Jackson officials are formally lodging their complaints about the Bridger-Teton National Forest’s analysis of Snow King’s master plan, asking the forest to consider a wider range of possibilities for development and expansion of the mountain.
After half an hour of wordsmithing Monday, the Town Council approved a letter to the forest. The letter laments the lack of variety in “alternatives” offered by the federal agency’s draft environmental impact statement on the project. Though there are four alternatives, three are nearly identical, most notably with respect to the controversial summit access road the resort wants to build.
Citing the vast amount of public comment the town received about the road, the letter argues that the U.S. Forest Service should consider more options, including the “Briggs Road” advocated by longtime King skier Rod Newcomb.
“There’s supposed to be a menu of options,” Councilor Jim Stanford said. “You can have the veggie option, or you can have shrimp, beef or chicken. But instead, largely, we got a range of alternatives that said you can have veggies or you can have grilled beef, roast beef or boiled beef.”
Councilor Jonathan Schechter, the lone vote against the letter, said he worried about approving it without taking more time to mull the implications.
“I’m a little bit leery about the idea of trying to edit something on the fly without time to reflect on it,” he said.
Though the letter is centered almost entirely on the road, Stanford said he “could’ve written many pages” on other aspects of the draft EIS, from the summit restaurant to the visual impact to the expanded ski runs.
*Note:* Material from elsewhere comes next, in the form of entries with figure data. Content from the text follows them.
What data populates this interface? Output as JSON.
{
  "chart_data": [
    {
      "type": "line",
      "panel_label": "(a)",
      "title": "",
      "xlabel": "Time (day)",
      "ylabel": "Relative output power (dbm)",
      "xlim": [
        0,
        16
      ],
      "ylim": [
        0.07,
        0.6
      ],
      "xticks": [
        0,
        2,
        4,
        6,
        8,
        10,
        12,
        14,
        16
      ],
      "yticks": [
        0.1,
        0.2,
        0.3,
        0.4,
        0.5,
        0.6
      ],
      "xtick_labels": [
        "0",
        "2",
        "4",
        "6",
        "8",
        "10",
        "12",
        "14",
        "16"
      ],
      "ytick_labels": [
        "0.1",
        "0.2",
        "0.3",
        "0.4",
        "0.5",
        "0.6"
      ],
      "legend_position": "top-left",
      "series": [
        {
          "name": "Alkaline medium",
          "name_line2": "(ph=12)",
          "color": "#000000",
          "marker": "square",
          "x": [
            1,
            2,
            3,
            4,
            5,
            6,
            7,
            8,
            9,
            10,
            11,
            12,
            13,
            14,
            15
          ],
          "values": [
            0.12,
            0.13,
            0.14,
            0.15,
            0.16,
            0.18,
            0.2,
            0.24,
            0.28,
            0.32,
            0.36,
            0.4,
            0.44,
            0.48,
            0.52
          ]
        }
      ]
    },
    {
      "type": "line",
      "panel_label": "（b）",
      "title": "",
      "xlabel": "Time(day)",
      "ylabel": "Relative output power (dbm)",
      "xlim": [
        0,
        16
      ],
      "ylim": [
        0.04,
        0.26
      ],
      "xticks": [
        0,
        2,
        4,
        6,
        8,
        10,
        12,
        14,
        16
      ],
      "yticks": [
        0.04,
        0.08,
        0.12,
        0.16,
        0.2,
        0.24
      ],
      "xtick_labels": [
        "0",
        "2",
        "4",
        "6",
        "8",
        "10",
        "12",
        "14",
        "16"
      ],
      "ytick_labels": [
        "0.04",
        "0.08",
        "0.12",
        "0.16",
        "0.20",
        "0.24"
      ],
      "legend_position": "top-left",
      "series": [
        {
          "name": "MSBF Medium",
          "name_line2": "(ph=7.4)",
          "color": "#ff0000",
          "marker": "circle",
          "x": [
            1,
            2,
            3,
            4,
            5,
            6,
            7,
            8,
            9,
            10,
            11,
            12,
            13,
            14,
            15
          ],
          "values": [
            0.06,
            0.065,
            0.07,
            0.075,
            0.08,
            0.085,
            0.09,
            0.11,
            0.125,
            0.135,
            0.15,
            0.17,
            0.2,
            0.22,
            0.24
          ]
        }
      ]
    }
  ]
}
“There’s a lot of things we’ve chosen not to comment on,” he said, “and we’ve focused on the things that consistently have been in the public efforts.”
The letter also stresses that the councilors don’t want to drag out the approval process for Snow King’s master plan any longer than necessary, or step on the Bridger-Teton’s toes.
“They’re still going through the process,” Councilor Hailey Morton Levinson said. “We don’t want to presuppose or tell them how they did it, but to highlight that we’d still like to see a little bit more.”